Some features to check out

  • Click to call – People can click to initialize a phone call via a normal phone or over the internet.
  • Map & Directions.
  • Share images – You can add images to the business detail page such as products in action, with captions, people enjoying a pizza in your restaurant, etc.

Google
There a few ways to see local results on Google.

First, from the main Google home page, http://www.google.com, enter a search, such as “pizza” along with a either a city name and state or zip code. Relevant local business listings will appear at the top of the page next to a Google Local compass icon. Click on the link that says something similar to “Local results for pizza near CITY/ZIP” link.

You can also start on the Google home page click by clicking the Local link above the search box or go directly to the Google Local Search homepage at http://local.google.com

On the Local Search results page you may see some Sponsored Listings (Pay-per-click ads) near the top of the pages, some of which may themselves be local search ads being served by the Google Pay-per-click Adwords advertising network. When we set up an Adwords advertising campaign we can tell Google to only serve the ads to people from specific cites or regions or a specific distance from a location. Displaying local pay-per-click ads should be very accurate in the Local Search results as the searcher has input the location they are interested in. As we’ve mentioned before, if the searcher does not enter a location Google may try to determine where the searcher is from the address of the computer they are using (the IP address). Google is getting much better at determining where a searcher is located even if they don’t enter a location in the search, about 85% accurate, according to them.

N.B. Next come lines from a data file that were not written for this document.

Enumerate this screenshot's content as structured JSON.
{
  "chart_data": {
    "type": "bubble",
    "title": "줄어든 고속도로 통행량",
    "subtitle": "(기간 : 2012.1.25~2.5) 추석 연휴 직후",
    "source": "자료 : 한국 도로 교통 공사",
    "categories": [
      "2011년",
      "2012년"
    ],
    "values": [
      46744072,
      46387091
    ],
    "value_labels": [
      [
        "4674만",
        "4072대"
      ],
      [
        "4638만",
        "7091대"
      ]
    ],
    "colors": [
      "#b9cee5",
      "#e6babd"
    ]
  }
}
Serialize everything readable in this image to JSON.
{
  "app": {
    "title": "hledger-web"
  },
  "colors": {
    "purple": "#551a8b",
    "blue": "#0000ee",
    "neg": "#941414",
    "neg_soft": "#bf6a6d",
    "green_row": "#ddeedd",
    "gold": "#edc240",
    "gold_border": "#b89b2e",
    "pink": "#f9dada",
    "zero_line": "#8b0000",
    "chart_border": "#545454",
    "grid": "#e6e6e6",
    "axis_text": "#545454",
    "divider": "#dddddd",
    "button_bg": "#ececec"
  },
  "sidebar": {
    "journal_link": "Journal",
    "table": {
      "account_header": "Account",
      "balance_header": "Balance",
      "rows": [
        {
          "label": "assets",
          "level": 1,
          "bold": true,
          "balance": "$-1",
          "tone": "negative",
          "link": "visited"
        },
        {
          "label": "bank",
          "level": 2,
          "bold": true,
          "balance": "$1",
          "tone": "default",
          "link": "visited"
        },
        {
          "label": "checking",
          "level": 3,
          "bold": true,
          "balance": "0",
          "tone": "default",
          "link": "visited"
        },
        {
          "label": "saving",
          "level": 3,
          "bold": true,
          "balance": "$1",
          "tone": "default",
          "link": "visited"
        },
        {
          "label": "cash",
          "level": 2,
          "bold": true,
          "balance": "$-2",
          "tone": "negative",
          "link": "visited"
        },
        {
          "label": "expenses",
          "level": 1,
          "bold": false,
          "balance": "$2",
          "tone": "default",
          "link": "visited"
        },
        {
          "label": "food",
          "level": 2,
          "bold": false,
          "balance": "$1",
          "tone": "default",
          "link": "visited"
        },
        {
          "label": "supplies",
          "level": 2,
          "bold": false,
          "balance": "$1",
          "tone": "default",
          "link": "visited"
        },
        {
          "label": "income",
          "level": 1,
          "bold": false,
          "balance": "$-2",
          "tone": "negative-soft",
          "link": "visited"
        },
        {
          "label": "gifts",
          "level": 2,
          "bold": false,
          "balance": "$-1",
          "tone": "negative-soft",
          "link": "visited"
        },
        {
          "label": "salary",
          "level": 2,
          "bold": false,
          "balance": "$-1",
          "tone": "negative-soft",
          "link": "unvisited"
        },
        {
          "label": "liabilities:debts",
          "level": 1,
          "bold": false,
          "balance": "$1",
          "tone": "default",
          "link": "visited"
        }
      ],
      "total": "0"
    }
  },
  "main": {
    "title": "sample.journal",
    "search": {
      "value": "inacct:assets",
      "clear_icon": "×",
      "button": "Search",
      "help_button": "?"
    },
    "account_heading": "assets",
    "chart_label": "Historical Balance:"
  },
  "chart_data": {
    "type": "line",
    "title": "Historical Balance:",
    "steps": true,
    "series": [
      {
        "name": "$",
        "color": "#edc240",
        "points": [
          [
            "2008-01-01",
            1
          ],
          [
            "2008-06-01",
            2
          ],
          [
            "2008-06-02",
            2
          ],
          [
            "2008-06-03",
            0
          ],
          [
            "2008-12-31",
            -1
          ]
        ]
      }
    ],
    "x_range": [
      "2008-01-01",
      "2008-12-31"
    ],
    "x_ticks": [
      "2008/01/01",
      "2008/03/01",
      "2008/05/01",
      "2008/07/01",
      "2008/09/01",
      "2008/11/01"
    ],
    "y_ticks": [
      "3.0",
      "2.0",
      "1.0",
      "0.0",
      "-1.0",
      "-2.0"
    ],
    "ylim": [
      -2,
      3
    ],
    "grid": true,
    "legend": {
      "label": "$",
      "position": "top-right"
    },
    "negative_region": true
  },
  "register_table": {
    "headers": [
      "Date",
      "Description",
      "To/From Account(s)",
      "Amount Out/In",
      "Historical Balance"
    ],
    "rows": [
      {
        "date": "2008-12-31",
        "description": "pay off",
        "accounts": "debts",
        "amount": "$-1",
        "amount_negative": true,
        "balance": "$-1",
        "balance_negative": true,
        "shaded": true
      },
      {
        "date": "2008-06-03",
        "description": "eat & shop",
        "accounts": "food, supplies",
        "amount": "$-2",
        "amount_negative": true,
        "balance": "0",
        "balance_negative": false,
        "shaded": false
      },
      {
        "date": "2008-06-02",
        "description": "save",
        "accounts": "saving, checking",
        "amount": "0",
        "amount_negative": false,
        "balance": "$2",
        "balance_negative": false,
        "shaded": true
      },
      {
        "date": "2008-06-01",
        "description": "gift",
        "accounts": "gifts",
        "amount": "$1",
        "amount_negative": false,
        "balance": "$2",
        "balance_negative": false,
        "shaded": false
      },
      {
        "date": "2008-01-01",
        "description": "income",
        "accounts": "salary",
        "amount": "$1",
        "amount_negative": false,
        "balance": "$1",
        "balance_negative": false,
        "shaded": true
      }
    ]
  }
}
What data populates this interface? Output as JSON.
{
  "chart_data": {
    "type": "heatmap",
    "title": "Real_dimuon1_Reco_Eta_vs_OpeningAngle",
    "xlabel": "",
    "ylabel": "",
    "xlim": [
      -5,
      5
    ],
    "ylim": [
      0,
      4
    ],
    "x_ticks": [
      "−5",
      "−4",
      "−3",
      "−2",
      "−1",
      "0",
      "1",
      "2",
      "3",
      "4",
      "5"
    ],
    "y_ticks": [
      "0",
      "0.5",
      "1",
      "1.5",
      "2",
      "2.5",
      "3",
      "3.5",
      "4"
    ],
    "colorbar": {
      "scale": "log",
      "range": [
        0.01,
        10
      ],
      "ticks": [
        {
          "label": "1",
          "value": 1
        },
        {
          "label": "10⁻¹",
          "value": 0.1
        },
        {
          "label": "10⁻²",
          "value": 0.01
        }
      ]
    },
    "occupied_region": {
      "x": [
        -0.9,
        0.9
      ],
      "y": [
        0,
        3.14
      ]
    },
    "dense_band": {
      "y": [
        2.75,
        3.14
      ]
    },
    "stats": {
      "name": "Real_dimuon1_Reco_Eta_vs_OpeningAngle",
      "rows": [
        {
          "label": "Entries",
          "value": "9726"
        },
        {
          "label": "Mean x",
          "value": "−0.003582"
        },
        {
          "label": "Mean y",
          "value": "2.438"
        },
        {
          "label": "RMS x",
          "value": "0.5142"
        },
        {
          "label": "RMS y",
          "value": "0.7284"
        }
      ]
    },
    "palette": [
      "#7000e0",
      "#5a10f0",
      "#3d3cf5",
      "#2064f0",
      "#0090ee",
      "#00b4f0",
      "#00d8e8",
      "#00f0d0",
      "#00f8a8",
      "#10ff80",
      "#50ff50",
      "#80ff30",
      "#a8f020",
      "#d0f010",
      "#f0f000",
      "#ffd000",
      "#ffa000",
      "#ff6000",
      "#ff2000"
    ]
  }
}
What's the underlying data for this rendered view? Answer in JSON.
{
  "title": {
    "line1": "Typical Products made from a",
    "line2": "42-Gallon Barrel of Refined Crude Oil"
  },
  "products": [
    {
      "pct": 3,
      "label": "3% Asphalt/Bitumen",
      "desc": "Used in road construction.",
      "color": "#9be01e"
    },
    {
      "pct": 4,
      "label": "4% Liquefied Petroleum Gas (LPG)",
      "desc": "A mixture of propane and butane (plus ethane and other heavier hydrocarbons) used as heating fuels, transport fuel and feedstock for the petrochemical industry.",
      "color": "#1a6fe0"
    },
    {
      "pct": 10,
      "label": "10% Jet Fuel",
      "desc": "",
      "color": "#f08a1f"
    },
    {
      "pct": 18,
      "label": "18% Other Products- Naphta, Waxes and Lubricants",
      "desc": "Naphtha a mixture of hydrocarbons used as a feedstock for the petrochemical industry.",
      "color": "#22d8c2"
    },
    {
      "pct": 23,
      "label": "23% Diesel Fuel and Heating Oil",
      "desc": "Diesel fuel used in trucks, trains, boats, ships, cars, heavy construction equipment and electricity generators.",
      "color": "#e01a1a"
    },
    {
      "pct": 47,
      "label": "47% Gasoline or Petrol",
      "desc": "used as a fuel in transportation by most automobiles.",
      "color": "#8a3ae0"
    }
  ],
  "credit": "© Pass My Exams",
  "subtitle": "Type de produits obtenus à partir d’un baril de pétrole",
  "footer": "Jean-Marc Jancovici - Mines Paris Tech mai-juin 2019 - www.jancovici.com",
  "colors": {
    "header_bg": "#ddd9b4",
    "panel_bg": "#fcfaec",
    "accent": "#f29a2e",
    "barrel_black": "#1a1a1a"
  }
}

Some features to check out

  • Push-pin Map - Below the sponsored results, if there are any, you should see a listing of local results and a map with “Push-pins”. You can click on a push-pin to see contact information for the business and get directions. To “zoom in“ and narrow your search area, click a distance value in the top right corner of the page. The map will resize and the push-pins will spread out.
  • Satellite Images – Just below the map you should “Map – Satellite” links. Click on the Satellite link and if it’s available and you’ll see a satellite image of the area. You can drag the image around, zoom in or out and also overlay driving directions on the image. I don’t see much value in these satellite images, but I expect the feature will evolve and possibly become more useful some day.
  • Business Detail Page - In the listing of local results click on one of the businesses names (They should be a hyperlinks). You’ll be brought to a detail page for the business.  At the top of the page you’ll see the contact information again with another link to the directions. You should also see a much more detailed map of the location (with another link to see a satellite image if available).
  • References – Below the contact information and map, Google will display results of a search on the business. The results could include pages from your web site as well as other pages that mention the business, both good and bad!!

Overture is Now Yahoo! Search Marketing

Just an FYI: The Overture search engine advertising network, owned by Yahoo, was renamed Yahoo! Search Marketing last month.